The IWGB alongside Leigh Day Solicitors is taking a case against Stuart to court on behalf of 150 couriers over misclassification of worker status.
In recent weeks the strike has occupied the HQ of bakery firm Greggs, one of Stuart’s clients, demanding that they pressure the company to take action. Sheffield council leader Terry Fox has also called on Greggs to take action in respect to Stuart.
“That leaves £3 in my pocket. That’s a pound each for my kids.”

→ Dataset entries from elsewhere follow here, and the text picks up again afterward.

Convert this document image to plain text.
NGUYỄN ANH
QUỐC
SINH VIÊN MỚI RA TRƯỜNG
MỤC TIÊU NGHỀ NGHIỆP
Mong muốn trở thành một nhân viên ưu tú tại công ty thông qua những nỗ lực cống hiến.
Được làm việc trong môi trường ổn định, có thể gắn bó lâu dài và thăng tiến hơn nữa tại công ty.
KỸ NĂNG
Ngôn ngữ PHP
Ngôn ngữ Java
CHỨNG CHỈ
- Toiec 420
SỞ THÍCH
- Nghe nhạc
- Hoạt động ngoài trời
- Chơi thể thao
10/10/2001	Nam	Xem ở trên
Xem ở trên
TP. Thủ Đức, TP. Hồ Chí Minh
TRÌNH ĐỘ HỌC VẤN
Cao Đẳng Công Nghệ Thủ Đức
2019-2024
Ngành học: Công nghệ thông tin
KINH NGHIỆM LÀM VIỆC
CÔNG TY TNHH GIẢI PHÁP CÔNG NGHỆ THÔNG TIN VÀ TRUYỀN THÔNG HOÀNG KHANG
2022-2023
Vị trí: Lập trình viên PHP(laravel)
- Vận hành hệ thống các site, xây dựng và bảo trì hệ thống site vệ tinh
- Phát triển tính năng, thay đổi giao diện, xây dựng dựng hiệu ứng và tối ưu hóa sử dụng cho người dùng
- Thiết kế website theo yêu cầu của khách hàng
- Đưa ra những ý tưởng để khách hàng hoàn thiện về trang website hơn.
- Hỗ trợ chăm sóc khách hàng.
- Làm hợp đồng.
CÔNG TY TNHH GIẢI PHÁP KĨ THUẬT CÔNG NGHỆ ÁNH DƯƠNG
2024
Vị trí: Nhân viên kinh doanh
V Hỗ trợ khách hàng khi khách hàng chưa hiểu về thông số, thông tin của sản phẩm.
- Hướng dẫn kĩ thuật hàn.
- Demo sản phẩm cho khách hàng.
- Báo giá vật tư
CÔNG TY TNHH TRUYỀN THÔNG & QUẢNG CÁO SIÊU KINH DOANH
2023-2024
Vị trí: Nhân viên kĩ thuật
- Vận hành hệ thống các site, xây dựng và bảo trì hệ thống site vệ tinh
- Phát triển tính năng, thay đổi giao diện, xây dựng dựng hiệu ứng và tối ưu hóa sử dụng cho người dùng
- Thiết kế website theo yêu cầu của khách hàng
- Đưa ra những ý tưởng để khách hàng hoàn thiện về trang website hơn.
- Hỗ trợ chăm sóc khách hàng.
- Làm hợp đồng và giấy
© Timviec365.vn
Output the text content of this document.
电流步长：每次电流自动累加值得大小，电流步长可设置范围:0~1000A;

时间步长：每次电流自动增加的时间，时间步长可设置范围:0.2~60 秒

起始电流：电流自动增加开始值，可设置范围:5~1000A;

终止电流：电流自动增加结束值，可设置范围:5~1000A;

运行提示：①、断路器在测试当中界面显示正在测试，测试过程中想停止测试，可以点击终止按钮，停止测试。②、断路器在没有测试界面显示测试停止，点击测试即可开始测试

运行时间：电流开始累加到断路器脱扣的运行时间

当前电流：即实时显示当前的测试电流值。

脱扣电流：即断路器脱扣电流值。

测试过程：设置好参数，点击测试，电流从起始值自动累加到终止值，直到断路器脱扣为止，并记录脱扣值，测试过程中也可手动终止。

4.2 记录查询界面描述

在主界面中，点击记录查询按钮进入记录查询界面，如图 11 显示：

— IWGB (@IWGBunion) March 25, 2022
The strike has already seen some of its demands met, including paid waiting time at £10 an hour, but on the crucial issue of the pay cut Stuart has so far not budged.
Alex Marshall, President of the IWGB union and former delivery courier, said they will “continue to fight” for a “pay rise”.
“After 100 days of action from workers across the UK, we are seeing that even Stuart Delivery’s top management can’t keep up the ridiculous lie that their pay cuts are “fairer”,” Marshall said.
“These couriers worked hard through the pandemic, but when the clapping stopped, the couriers saw their bosses take the first opportunity to slash their pay. And now, at a time when the cost of living is soaring, this strike is about survival.
“That’s why we’re seeing the strike continue to spread across the country and actions escalate. We will continue to fight until we get the pay rise the workers not only deserve, but desperately need.”
Stuart Delivery is ultimately owned by La Poste, the French postal service which is 100% state owned. A French union, CGT, has called on La Poste and the French Government to intervene on behalf of the striking workers.